Both are timely. Synchronous attack. Here it’s best to just stop
One is timely, one is not – notify the user, and present the timely chain as likely correct one and default option
Neither is timely – again, can’t do anything and best to just stop.

vbuterin · February 13, 2020, 1:24pm

So the latency above delta would only matter if there is an attack, right? If there’s only one chain, we will always accept it, whether it’s delayed or not. However, if we see two chains, we have three possibilities:

Correct.

terence · February 13, 2020, 5:37pm

Nice write up! This is interesting. How much of this do you think is applicable for the current eth2 landscape? Do you see eth2 phase 1 incorporate some of the mentioned techniques?
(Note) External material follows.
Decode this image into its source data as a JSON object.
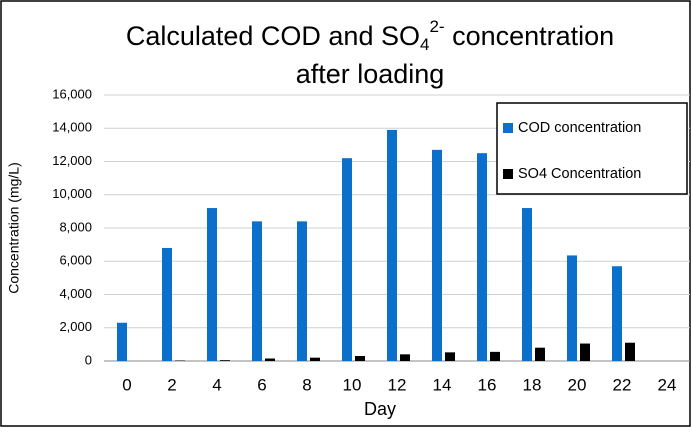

vbuterin · February 13, 2020, 5:56pm

I definitely think it’s applicable! I personally definitely hope we can move in this direction, though I think to get there there are some shorter-term things we need to do:

Have a clearer understanding of recourse from 51% attacks in general. Particularly, what happens if an invalid sharded block gets included in a chain? Do we abandon that entire chain? Do we do some kind of in-state rollback (effectively turning the chain into a rollup)? Do we remove that possibility entirely by adopting a “phase 1 and done” shards-are-data-only mentality and move all of the EE work into layer-2 rollups, and use something like Kate commitment-based data availability checks (and maybe STARKed Merkle roots later) to verify data availability of blocks?
Have an uncle inclusion mechanism, and a clear understanding of how uncles get executed (note that if we do the “phase 1 and done” approach, then this is much less of a problem)
Have a better strategy for dealing with attacks where large portions of validators maliciously prevent committees from hitting quorum. Currently, we only deal with habitually offline validators; ideally we would require a validator to be part of 2/3+ of committees to stay in the quorum, so that we have a hard guarantee that quorums happen (and do some extra stuff to ensure that quorums happen on every shard).

archieforuwu · December 26, 2024, 1:16pm

At the moment I’m not sure what δ is. Is it the max delay to reach all the network or just average delay between two nodes? In my reply I assume the first. (if it was the second we’d reject blocks broadcasted more than 1 hop away)

About timeliness detectors:
It’s more chances to block being accepted timely than otherwise (I think it can be close to 100%). If I send my block not at the deadline timestemp D to reach all the nodes but at D + δ/3*2, so it will be accepted by 33% of nodes, so 33% chance an attester to be there. And if the attester sends it now it will be accepted by all network as timely because he has whole δ of time. If he had only δ/2 of time then his signature would accepted as new by max at 38% of nodes and the block at 71% of nodes among which would be another attesters.